Roger Ebert gave the film one star out of four and remarked that "it looks like it was chucked up by an automatic screenwriting machine". Gene Siskel gave the film zero stars and called it "an abysmal, embarrassing sequel". Dan Cox of Variety wrote: "Stretching a premise that one might say has gone to the dogs, Look Who's Talking Now runs feebly on the calculated steam of its forebears". Rita Kempley of The Washington Post wrote: "Take the 'dle' out of 'poodle' and you've pretty much got the leitmotif of Look Who's Talking Now, a crude and mawkish film in which dogs attempt to communicate with Kirstie Alley and John Travolta".

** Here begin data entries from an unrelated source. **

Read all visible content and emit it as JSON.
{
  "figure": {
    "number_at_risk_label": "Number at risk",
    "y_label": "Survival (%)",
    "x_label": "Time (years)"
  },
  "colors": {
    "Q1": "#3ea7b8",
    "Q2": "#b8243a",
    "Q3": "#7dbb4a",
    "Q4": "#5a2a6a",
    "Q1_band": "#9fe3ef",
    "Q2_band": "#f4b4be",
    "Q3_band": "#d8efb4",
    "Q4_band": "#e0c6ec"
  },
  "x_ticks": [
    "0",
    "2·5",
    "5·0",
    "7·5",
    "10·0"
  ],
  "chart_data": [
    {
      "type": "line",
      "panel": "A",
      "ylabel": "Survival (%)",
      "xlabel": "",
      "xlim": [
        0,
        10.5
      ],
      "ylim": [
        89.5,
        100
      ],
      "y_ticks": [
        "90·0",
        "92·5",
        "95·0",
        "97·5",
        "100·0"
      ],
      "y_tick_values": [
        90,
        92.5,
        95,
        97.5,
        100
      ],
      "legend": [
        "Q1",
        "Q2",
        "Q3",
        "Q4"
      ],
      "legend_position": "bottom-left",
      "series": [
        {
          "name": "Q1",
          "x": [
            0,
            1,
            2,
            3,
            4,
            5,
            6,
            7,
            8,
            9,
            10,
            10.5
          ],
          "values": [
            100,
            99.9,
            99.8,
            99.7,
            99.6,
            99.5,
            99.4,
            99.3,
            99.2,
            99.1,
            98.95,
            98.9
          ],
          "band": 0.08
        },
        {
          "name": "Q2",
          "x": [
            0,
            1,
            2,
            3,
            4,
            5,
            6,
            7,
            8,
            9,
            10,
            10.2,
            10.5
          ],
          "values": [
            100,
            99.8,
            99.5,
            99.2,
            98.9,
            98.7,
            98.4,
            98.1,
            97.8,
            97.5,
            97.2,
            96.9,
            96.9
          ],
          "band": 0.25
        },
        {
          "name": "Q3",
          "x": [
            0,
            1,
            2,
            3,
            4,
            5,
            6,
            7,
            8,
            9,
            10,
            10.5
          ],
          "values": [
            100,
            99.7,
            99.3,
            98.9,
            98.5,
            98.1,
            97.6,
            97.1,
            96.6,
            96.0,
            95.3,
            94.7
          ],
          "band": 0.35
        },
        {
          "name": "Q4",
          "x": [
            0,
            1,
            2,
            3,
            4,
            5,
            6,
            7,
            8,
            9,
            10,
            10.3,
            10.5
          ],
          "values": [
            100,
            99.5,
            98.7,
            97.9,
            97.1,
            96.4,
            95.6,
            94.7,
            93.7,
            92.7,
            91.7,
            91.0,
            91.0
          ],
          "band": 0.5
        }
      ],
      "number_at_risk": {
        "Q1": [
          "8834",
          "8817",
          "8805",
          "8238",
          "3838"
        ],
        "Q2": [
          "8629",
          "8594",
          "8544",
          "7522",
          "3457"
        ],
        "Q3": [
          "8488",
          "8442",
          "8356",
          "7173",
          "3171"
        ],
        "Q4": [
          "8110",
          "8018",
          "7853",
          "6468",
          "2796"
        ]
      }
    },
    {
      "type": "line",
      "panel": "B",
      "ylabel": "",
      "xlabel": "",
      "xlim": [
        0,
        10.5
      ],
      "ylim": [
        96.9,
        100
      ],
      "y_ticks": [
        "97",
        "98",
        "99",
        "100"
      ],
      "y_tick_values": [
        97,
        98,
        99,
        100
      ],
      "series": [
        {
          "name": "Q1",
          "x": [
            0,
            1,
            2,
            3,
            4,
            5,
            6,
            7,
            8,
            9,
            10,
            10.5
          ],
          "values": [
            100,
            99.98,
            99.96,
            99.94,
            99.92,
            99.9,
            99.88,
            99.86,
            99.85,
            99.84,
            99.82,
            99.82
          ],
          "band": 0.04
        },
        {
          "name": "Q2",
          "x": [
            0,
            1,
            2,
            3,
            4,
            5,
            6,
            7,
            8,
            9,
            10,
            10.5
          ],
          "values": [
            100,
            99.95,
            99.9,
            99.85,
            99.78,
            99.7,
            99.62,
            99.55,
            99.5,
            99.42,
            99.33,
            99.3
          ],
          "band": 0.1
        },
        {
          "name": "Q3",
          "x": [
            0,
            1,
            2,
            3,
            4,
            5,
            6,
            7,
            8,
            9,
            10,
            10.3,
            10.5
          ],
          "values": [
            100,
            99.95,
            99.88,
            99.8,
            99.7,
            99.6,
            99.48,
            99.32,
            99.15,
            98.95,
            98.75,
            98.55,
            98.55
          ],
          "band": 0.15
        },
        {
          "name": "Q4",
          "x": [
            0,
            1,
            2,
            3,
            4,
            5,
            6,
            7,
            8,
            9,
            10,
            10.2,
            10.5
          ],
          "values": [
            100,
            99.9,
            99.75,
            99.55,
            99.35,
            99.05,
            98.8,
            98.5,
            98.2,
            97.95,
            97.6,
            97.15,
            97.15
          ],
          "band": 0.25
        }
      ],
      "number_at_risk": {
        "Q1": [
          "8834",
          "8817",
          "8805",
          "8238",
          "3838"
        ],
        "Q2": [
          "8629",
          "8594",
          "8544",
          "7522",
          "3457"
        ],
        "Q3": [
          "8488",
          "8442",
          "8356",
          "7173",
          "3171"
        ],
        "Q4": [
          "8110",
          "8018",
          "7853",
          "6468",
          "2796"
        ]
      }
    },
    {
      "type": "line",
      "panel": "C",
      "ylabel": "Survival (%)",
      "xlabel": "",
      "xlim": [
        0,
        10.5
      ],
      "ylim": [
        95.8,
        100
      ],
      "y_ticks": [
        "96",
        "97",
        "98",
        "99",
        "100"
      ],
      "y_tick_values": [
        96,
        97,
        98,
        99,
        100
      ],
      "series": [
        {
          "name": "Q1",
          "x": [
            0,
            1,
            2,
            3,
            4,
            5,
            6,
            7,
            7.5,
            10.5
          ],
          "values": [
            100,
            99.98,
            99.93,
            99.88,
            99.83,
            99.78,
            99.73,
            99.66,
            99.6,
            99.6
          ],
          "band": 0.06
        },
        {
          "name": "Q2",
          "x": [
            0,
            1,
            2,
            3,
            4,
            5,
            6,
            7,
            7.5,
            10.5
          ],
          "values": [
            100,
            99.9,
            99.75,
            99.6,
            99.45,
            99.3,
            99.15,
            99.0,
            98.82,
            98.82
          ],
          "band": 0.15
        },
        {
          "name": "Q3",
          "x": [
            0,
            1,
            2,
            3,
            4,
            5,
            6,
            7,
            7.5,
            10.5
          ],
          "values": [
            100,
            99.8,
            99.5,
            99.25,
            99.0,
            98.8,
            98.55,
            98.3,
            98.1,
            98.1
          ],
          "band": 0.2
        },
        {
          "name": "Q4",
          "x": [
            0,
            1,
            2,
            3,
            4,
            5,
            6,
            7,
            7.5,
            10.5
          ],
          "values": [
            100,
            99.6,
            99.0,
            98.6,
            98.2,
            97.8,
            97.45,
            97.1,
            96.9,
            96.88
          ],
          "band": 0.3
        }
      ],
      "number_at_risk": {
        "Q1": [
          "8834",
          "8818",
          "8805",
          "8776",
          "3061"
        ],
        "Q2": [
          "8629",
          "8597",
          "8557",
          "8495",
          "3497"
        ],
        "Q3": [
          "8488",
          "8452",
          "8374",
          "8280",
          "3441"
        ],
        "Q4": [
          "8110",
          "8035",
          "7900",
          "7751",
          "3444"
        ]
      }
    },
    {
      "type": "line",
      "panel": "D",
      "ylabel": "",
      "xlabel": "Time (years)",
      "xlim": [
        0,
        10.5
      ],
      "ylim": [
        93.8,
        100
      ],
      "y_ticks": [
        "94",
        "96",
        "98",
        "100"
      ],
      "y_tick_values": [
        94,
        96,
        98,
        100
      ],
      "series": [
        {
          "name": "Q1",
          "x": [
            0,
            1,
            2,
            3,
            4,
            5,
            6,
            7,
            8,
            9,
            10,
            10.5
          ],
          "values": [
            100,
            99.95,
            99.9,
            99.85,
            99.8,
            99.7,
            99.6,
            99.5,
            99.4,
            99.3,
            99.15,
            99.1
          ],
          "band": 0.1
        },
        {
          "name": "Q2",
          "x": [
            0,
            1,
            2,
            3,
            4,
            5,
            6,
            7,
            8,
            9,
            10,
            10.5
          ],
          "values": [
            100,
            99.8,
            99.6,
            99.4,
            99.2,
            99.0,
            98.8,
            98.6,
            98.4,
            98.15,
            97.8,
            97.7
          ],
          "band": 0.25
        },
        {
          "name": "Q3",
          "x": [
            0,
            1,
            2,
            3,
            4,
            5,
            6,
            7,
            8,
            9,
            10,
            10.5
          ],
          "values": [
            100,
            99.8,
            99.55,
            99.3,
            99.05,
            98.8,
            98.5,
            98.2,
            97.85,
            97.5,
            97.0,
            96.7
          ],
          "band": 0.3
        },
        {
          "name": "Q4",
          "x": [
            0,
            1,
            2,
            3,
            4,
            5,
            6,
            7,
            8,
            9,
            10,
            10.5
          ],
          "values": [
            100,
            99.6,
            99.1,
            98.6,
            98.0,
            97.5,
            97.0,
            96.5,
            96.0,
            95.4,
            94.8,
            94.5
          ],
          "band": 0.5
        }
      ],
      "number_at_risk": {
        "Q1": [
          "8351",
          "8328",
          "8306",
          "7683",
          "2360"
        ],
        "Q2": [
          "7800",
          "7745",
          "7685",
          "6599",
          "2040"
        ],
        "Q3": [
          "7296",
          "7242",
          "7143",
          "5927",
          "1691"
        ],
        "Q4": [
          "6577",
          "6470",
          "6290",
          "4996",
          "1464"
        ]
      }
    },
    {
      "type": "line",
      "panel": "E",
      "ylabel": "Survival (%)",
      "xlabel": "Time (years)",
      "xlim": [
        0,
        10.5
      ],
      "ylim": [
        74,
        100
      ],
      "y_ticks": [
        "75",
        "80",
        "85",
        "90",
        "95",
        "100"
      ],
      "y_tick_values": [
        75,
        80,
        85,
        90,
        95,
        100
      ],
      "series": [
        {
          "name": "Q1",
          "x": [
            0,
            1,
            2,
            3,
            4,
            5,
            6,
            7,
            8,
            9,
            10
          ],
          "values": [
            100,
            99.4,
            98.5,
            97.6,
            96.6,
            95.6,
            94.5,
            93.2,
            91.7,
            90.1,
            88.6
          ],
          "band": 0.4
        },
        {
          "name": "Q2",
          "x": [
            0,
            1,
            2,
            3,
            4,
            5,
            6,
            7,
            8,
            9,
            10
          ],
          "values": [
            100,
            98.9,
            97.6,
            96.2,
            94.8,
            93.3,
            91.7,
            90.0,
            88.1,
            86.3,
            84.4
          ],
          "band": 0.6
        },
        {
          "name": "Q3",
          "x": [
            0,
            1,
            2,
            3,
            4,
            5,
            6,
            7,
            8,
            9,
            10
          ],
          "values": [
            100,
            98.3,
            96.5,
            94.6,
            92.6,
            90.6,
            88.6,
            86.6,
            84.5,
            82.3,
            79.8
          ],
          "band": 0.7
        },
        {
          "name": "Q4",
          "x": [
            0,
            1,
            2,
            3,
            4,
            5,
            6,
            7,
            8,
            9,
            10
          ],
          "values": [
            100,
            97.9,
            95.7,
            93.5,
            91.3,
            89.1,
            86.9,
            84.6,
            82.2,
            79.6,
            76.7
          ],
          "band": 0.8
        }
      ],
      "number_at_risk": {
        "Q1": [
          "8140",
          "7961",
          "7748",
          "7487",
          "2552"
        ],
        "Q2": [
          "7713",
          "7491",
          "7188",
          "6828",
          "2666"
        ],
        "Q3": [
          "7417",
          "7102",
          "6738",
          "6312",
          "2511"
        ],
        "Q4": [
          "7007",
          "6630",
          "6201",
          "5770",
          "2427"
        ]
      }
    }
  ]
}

Stephen Holden of The New York Times was somewhat positive, writing that "the sound of stars mouthing the inner thoughts of dogs is somehow funnier than that of grownup actors doing wisecracking voice overs for gurgling infants". Peter Rainer of the Los Angeles Times was also somewhat positive, calling the film "borderline pleasant" because Travolta and Alley "are a marvelous team". Leonard Maltin's Movie Guide gave it two stars out of four, saying "the first one was cute, the second one was dreadful; this third entry in the series falls somewhere in between".

===Box office===
Look Who's Talking Now! was a box-office bomb, only earning over $10 million against its $22 million budget, making it the lowest-grossing film in the series. In its opening week, the film also faced stiff competition for an audience from The Nightmare Before Christmas.